Now that the Babeldaob Compact Road has been completed and our National Government with many of its operating components have been established on Ngerulmud Hill In Melekeok, our public leaders should begin thinking and planning how to facilitate the expected shift of population from Koror to the big island of Babeldaob that these events have set in motion. We have written before about this potentially huge developmental program for the Republic and we would like to remind our public leaders about it again in this column.
It is probably safe to say that a major population shift from crowded Koror to Babeldaob will occur in the next twenty five years. It is possible that by the year 2035 an overwhelming majority of our young, able-bodied citizens, who have roots on Babeldaob, would be residing, or plan to reside, on Babeldaob and these people would need all the support they could get from their Government to help them establish their roots in their ancestral villages. Palauan citizens from the other islands of Palau, may also like to settle on Babeldaob, as their parents did on Koror, many years back.Aside from the usual public services and facilities (Water, power, phones, medical services, schools,etc.) that they will need, they will also need public programs that could provide them with financial supports to build their homes and businesses.

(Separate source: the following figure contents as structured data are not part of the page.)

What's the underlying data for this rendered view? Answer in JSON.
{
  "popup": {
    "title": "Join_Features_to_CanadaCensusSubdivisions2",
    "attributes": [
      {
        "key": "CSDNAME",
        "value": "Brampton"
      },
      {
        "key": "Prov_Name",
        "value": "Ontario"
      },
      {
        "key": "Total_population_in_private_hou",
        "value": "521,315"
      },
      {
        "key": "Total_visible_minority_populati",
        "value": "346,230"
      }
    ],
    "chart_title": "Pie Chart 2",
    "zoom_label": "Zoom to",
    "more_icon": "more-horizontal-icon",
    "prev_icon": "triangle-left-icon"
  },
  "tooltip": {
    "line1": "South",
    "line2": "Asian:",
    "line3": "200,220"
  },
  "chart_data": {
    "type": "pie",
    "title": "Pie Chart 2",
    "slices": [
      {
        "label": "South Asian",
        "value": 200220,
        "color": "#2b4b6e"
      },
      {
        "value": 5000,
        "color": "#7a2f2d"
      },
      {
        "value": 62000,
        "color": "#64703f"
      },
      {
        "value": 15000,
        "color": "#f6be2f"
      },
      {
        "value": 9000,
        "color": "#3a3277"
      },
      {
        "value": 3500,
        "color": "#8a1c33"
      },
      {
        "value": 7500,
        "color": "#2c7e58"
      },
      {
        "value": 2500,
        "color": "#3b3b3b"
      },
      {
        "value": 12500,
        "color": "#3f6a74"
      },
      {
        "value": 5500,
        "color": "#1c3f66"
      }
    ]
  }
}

It is time that the OEK and the Executive Branch should take a close look at the Palau Housing Authority and the Palau National Development Bank to see if these institutions could provide the kind of services that would contribute to the physical and economic developments of Babeldaob in the coming decades. Perhaps the purposes and missions of these institutions should be redefined so that they would be more pro-active in providing the kind of services the coming generation would need to develop the country.
The Palau Housing Authority should be provided with additional funds to help those young people who would wish to establish their homes on Babeldaob. And sufficient funds should be provided to the National Development Bank so that it may establish a “Production Loan Fund” to provide financial assistances to individuals and small businesses who would like to engage in commercial agriculture, development of marine resources activities, and craft-related enterprises. All of these initiatives would need “hard cash” and that is why it is very important that our public leaders should begin thinking about how Babeldaob’s development could be financed and sustained in the next twenty-five years. Elimination of expensive and fruitless programs would be a step in the right direction.
One area that could slow or even halt for months the resettlement process on Babeldaob is the land ownership question on this island. This problem exists on all the islands of Palau, but on Babeldaob where the majority of the Republic’s dry lands are located, the problem could particularly be very acute and their settlements or solutions could be very time-consuming. From past records, settlements of land ownerships here in Palau have been known to take many years, and this situation may very well be the major stumbling block for the development and settlement of Babeldaob. Speeding up work on Land surveys and the work of the Land Court would tremendously help the resettlements on Babeldaob.